また取引先のシステムを利用している場合は、社外にもIE11脱却を促す必要性があります。ただし現在ではIE11ベースでしか動かないようなシステムを導入しているようなところは多くないと思うので、極端に心配する必要はないかもしれません。
IE11以外にもセキュリティのボトルネックになっている個所を探す
もしIE11をいまだに使い続けているような場合は、IE11以外にもレガシーなシステムを継続利用しているかもしれません。IE11を使い続けているということは、それだけシステム変更に関して保守的な企業である可能性も高いからです。
IE11からのブラウザー変更だけで満足せず、
・インターネット回線
・セキュリティソフト
・その他管理体制
などにセキュリティ対策の邪魔となるボトルネック箇所がないか確認・対応を行ってみましょう。
企業を狙ったサイバー攻撃は急激に増えています。標的型攻撃等によるサイバー攻撃は日々巧妙化しており、これまで防げていたことも、通用するかわからないような状況になっています。
サポート対応期間内であれば、セキュリティパッチなどが公開され、適用することでセキュリティホールを塞ぐこともできますが、セキュリティパッチが公開されるまでの期間は無防備な状態になってしまうのです。
そのような状態が常に起こり得るということを理解し、セキュリティ対策をしておくことが重要です。
まとめ
サポート終了発表の前に、マイクロソフトはメジャーなWebサービスへIE11を推奨ブラウザーから外すよう依頼を出したようです。実際にメジャーなWebサービスの推奨ブラウザーを見ると、IE11の記載がなくなっていたり注意書きが記載されたりしています。
しかし企業ではIE11を前提としたシステムを使い続け、外部のWebサービスにもそのままIE11をつかってしまうという非常に危険な状況になっているケースもあるでしょう。IE11サポート終了後はセキュリティホールが放置されたりと利用リスクが増えるので、Microsoft Edgeに移行する、IEモードを使うといった方法で社内の環境を見直すような計画を建てることが重要です。

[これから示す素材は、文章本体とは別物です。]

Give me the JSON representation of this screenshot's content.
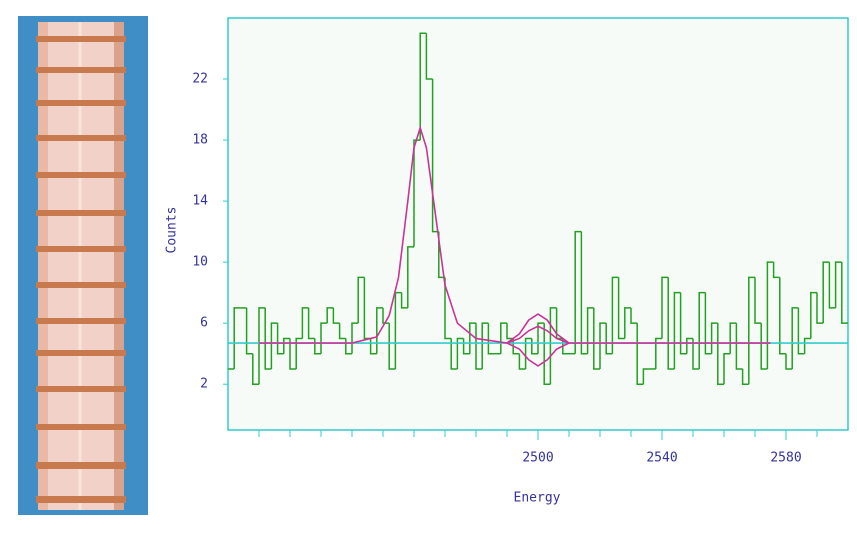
{
  "chart_data": {
    "type": "histogram",
    "xlabel": "Energy",
    "ylabel": "Counts",
    "xlim": [
      2400,
      2600
    ],
    "ylim": [
      -1,
      26
    ],
    "xticks": [
      2500,
      2540,
      2580
    ],
    "xminorticks": [
      2410,
      2420,
      2430,
      2440,
      2450,
      2460,
      2470,
      2480,
      2490,
      2510,
      2520,
      2530,
      2550,
      2560,
      2570,
      2590
    ],
    "yticks": [
      2,
      6,
      10,
      14,
      18,
      22
    ],
    "color": "#22a022",
    "bins": [
      2400,
      2402,
      2404,
      2406,
      2408,
      2410,
      2412,
      2414,
      2416,
      2418,
      2420,
      2422,
      2424,
      2426,
      2428,
      2430,
      2432,
      2434,
      2436,
      2438,
      2440,
      2442,
      2444,
      2446,
      2448,
      2450,
      2452,
      2454,
      2456,
      2458,
      2460,
      2462,
      2464,
      2466,
      2468,
      2470,
      2472,
      2474,
      2476,
      2478,
      2480,
      2482,
      2484,
      2486,
      2488,
      2490,
      2492,
      2494,
      2496,
      2498,
      2500,
      2502,
      2504,
      2506,
      2508,
      2510,
      2512,
      2514,
      2516,
      2518,
      2520,
      2522,
      2524,
      2526,
      2528,
      2530,
      2532,
      2534,
      2536,
      2538,
      2540,
      2542,
      2544,
      2546,
      2548,
      2550,
      2552,
      2554,
      2556,
      2558,
      2560,
      2562,
      2564,
      2566,
      2568,
      2570,
      2572,
      2574,
      2576,
      2578,
      2580,
      2582,
      2584,
      2586,
      2588,
      2590,
      2592,
      2594,
      2596,
      2598,
      2600
    ],
    "values": [
      3,
      7,
      7,
      4,
      2,
      7,
      3,
      6,
      4,
      5,
      3,
      5,
      7,
      5,
      4,
      6,
      7,
      6,
      5,
      4,
      6,
      9,
      5,
      4,
      7,
      6,
      3,
      8,
      7,
      11,
      18,
      25,
      22,
      12,
      9,
      5,
      3,
      5,
      4,
      6,
      3,
      6,
      4,
      4,
      6,
      5,
      4,
      3,
      5,
      4,
      6,
      2,
      7,
      5,
      4,
      4,
      12,
      4,
      7,
      3,
      6,
      4,
      9,
      5,
      7,
      6,
      2,
      3,
      3,
      5,
      9,
      3,
      8,
      4,
      5,
      3,
      8,
      4,
      6,
      2,
      4,
      6,
      3,
      2,
      9,
      6,
      3,
      10,
      9,
      4,
      3,
      7,
      4,
      5,
      8,
      6,
      10,
      7,
      10,
      6
    ],
    "lines": [
      {
        "color": "#33cccc",
        "x": [
          2400,
          2600
        ],
        "values": [
          4.7,
          4.7
        ]
      },
      {
        "color": "#cc3399",
        "x": [
          2410,
          2440,
          2448,
          2452,
          2455,
          2458,
          2460,
          2462,
          2464,
          2467,
          2470,
          2474,
          2480,
          2490,
          2494,
          2497,
          2500,
          2503,
          2506,
          2510,
          2520,
          2575
        ],
        "values": [
          4.7,
          4.7,
          5.1,
          6.5,
          9,
          14,
          17.5,
          18.8,
          17.5,
          13,
          8.5,
          6,
          5,
          4.7,
          5,
          5.5,
          5.8,
          5.5,
          5,
          4.7,
          4.7,
          4.7
        ]
      },
      {
        "color": "#cc3399",
        "x": [
          2490,
          2494,
          2497,
          2500,
          2503,
          2506,
          2510
        ],
        "values": [
          4.7,
          5.3,
          6.2,
          6.6,
          6.2,
          5.3,
          4.7
        ]
      },
      {
        "color": "#cc3399",
        "x": [
          2490,
          2494,
          2497,
          2500,
          2503,
          2506,
          2510
        ],
        "values": [
          4.7,
          4.3,
          3.6,
          3.2,
          3.6,
          4.3,
          4.7
        ]
      }
    ]
  }
}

IEに限らずWindow7を利用していたりと、サポートが終了したり、終了することが決まっていたりするものを使い続ける企業はサイバー攻撃の標的の的です。またたとえサポートされているブラウザーであっても、脆弱性がみつかることは常に発生していて、サイバー攻撃の標的になり得るのです。
そのような状況を踏まえ、最低限セキュリティパッチが提供されるようなブラウザーや各ソフトウェアを利用する前提で、社内のセキュリティ対策を万全にしておくとよいでしょう。

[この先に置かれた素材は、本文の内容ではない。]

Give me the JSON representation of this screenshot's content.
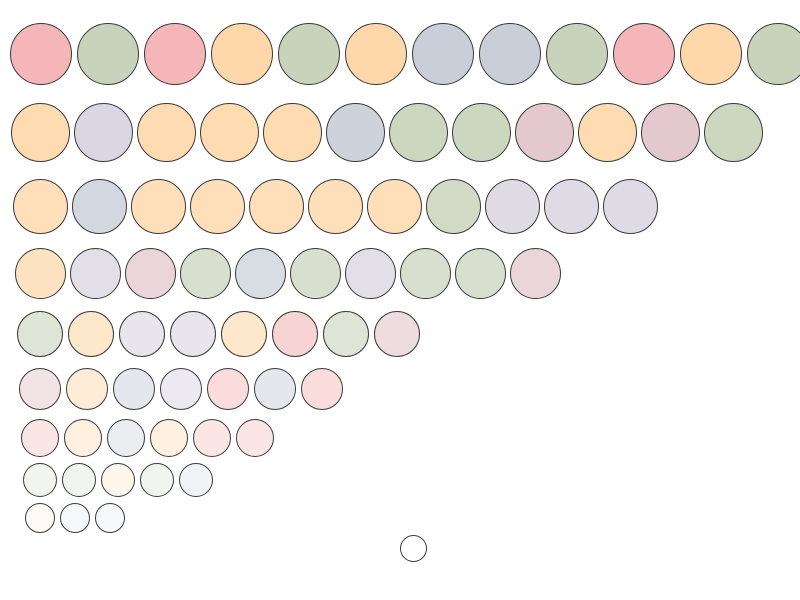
{
  "palette": {
    "pink": "#f4b6b8",
    "green": "#c9d3bb",
    "orange": "#fed8aa",
    "blue": "#c9ced8",
    "lavender": "#d8d3df",
    "mauve": "#e1c4cb",
    "white": "#ffffff"
  },
  "rows": [
    {
      "colors": [
        "pink",
        "green",
        "pink",
        "orange",
        "green",
        "orange",
        "blue",
        "blue",
        "green",
        "pink",
        "orange",
        "green"
      ],
      "opacity": 1.0
    },
    {
      "colors": [
        "orange",
        "lavender",
        "orange",
        "orange",
        "orange",
        "blue",
        "green",
        "green",
        "mauve",
        "orange",
        "mauve",
        "green"
      ],
      "opacity": 0.92
    },
    {
      "colors": [
        "orange",
        "blue",
        "orange",
        "orange",
        "orange",
        "orange",
        "orange",
        "green",
        "lavender",
        "lavender",
        "lavender"
      ],
      "opacity": 0.82
    },
    {
      "colors": [
        "orange",
        "lavender",
        "mauve",
        "green",
        "blue",
        "green",
        "lavender",
        "green",
        "green",
        "mauve"
      ],
      "opacity": 0.72
    },
    {
      "colors": [
        "green",
        "orange",
        "lavender",
        "lavender",
        "orange",
        "pink",
        "green",
        "mauve"
      ],
      "opacity": 0.6
    },
    {
      "colors": [
        "mauve",
        "orange",
        "blue",
        "lavender",
        "pink",
        "blue",
        "pink"
      ],
      "opacity": 0.48
    },
    {
      "colors": [
        "pink",
        "orange",
        "blue",
        "orange",
        "pink",
        "pink"
      ],
      "opacity": 0.36
    },
    {
      "colors": [
        "green",
        "green",
        "orange",
        "green",
        "blue"
      ],
      "opacity": 0.24
    },
    {
      "colors": [
        "orange",
        "blue",
        "blue"
      ],
      "opacity": 0.14
    },
    {
      "colors": [
        "white"
      ],
      "opacity": 1.0
    }
  ]
}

そんなことは理解しているが、基幹システムの関係でWindows7やIE11を利用し続けなくてはいけないと悩まれている情シスや社内SEの方もいらっしゃると思います。DX(デジタルトランスフォーメーション)の推進にも大きや障壁となるこの問題ですが、このままにしておくとリスクは増えるばかりです。
対策をどこまでやればいいのか、現在の社内環境は安全なのか判断できない場合は、外部のIT保守サービスに相談してみましょう。社内の環境を調査しながらどこに課題が潜んでいるかを見つけ出してくれます。相談対応は無料で行ってくれるケースも多いので、まずは気軽にコンタクトを取ってみましょう。
専門的な知識やノウハウが必要となる部分については、外部へのアウトソーシングをすることで多くの知識やノウハウを得られたり、コストを大きく軽減できたりとメリットも多いのです。
特に、コロナ禍になり、テレワークがニューノーマルな働き方として浸透してきている昨今、情シスや社内SEの業務負担は大きく増えており、経営者が早急に判断するべきことも急増しました。
急速に変革しているIT活用、デジタル化に対応していくためには自社ですべてを内製するというのはかなり難しいと言わざるを得ません。
このデジタル化の嵐のような激動の中、中小企業が業務に集中して業績を伸ばしていくためにはデジタライゼーション、DX化が必要です。そのためには効率的にIT活用を目指しIT保守企業などへアウトソーシングすることが最適だと言えます。
一度の問題で情報漏洩などの問題が起これば、企業の信頼性は失われ、取り返しのつかない事態にもなることがあるのです。セキュリティ対策というのは、生命保険などと同様、なにかが起こらないとメリットが見えませんので、そこにコストを割くことに躊躇される企業も非常に多いと思います。しかし、1度のミスも許されないような事象ですからセキュリティ対策を万全にし、不可視なリスクを軽減するように準備しておくことが必要です。